On Burton's Pond

Tim Burton's visually striking Big Fish is like a fishing expedition. The catch takes a while, but the waiting is what fishermen relish. During the anticipation, director Burton presents a colorful panorama. Burton's bizarre fishbowl is not for everyone, including this reviewer, but he casts his line as far out as one might expect from the man who created Batman and Edward Scissorhands.

Big Fish is the story of Edward Bloom, played by Albert Finney, whose conflict with his adult son Will (Billy Crudup) frames the plot. Journalist Will is fed up with his father's exaggerated tales and, as Edward Bloom lay dying, he yearns to know the truth. The cancer-stricken Edward's lifetime is told through a sequence of embellishments by various characters.
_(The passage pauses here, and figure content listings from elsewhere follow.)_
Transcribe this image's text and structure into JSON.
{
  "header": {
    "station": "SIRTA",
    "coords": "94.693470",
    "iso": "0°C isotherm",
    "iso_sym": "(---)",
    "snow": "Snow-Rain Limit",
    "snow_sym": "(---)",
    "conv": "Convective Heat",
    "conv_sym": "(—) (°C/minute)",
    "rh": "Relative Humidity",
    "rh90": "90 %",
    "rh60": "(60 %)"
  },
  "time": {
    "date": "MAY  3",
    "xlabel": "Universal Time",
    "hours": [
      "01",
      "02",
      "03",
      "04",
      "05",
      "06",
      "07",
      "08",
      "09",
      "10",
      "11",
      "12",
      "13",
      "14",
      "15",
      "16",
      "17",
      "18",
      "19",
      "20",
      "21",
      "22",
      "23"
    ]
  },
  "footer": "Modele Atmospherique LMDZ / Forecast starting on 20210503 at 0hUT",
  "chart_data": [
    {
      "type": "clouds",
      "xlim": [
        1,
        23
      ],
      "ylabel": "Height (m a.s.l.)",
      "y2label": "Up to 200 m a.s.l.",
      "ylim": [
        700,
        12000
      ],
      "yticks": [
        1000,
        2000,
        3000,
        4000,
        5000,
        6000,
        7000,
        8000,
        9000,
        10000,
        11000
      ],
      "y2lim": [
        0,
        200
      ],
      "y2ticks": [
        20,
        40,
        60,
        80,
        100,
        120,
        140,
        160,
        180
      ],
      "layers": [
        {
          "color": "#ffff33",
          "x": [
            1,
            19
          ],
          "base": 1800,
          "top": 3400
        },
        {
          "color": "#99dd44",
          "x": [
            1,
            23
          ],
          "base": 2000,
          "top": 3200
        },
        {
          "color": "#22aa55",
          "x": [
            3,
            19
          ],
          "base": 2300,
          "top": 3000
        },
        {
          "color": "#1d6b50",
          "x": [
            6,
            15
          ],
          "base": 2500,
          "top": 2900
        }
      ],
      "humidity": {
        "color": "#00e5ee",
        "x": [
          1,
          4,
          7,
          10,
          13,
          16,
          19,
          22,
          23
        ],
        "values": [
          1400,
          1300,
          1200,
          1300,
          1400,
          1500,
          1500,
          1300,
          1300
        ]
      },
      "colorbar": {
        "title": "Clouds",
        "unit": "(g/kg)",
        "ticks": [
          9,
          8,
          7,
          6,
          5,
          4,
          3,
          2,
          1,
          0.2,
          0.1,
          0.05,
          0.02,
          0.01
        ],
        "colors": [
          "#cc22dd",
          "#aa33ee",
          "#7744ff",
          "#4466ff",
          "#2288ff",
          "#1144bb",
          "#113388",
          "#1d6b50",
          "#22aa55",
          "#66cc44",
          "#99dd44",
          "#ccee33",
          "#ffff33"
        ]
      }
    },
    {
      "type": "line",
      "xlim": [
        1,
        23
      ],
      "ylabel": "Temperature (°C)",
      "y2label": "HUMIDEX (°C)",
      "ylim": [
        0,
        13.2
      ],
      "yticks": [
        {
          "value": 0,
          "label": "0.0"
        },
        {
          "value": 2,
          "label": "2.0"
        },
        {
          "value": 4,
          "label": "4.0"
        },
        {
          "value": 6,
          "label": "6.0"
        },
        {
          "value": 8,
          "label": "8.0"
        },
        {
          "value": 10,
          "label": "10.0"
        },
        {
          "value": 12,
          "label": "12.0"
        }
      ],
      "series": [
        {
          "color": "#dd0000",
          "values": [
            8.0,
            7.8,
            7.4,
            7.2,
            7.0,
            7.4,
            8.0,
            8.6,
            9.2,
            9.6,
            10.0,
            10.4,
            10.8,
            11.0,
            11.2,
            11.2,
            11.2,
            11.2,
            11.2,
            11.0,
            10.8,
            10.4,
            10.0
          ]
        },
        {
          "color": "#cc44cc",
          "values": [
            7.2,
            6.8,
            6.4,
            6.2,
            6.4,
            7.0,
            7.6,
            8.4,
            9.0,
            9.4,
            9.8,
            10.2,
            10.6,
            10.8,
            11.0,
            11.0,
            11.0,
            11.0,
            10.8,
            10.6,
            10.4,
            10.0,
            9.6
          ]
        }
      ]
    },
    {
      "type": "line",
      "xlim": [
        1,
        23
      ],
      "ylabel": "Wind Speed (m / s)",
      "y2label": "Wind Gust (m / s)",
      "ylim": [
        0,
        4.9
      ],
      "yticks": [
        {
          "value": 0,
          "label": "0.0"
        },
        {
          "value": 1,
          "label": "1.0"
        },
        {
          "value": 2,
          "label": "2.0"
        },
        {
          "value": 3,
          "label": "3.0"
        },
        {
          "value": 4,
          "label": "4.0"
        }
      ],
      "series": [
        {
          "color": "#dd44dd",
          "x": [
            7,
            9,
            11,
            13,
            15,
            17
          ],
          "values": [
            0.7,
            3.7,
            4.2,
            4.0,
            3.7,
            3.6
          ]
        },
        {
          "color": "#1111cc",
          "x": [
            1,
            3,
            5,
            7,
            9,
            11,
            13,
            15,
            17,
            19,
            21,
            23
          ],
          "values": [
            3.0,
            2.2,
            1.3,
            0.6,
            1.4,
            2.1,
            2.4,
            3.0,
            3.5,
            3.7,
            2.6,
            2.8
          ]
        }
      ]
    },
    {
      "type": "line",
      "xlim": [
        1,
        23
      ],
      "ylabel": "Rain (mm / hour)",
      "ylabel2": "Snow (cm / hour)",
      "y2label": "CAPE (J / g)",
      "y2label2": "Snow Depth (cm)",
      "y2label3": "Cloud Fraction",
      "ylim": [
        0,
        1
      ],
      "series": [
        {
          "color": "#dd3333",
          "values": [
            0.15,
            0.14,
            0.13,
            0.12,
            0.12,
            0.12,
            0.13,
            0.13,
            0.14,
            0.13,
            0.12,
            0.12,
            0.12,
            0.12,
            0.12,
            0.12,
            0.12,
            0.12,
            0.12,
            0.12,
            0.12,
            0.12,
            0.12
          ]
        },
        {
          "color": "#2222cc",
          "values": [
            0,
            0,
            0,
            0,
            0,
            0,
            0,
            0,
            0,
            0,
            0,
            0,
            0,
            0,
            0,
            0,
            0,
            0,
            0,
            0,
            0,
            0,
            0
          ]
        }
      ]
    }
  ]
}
Using fantasy colors, sets and lighting and employing composer Danny Elfman's moving score sparingly, Burton explores Edward's life sluggishly, from his youth to middle-aged melancholy to dying. John August's script, based on the novel by Daniel Wallace, is suited to Burton's peculiarities, which means the story is secondary to the former animator's design.

Most of Big Fish depicts Edward as a young man (Ewan McGregor, flat as always). Edward's fantastic voyage begins in a small town in Alabama. Later, he joins a circus while courting a beautiful college co-ed (the stunning Alison Lohman). Present-day scenes are interspersed as Edward roams the land through love and war.

Finney is fine, though don't be fooled that he is the leading man. Big Fish is Billy Crudup's show and, as the son who pieces together his dying father's life, he is its best actor. Jessica Lange plays Edward's wife, and the cast includes Danny DeVito, Steve Buscemi and Helena Bonham Carter. Marion Cotillard stands out as Will's loving wife.

August's script gets its hooks in toward the end, but Big Fish becomes tangled in McGregor's subdued style and takes on too many themes. Some tales provide better lessons than others. The main thread that life's journey is a search for oneself is obscured by competing legends, including a pointless bank robbery. Edward Bloom's story is neither fantasy nor reality; it is a stylized composite of both.

Given Burton's career as a Hollywood eccentric, there is much about Big Fish that feels borrowed. Edward's journey evokes Forrest Gump, Franc Roddam's The Bride and The Cider House Rules. At its core, watching Big Fish means waiting for the old man to die—and for his child to reconcile before he does—and in this sense Big Fish recalls On Golden Pond.

But Burton's Big Fish is dominated by pictures, not plot. With a powerful ending which makes letting go seem gratifying, Big Fish plays like a visual eulogy for one's father minus a truly profound drama. Burton has created an ambitious work of art with resplendent expression and with something to say.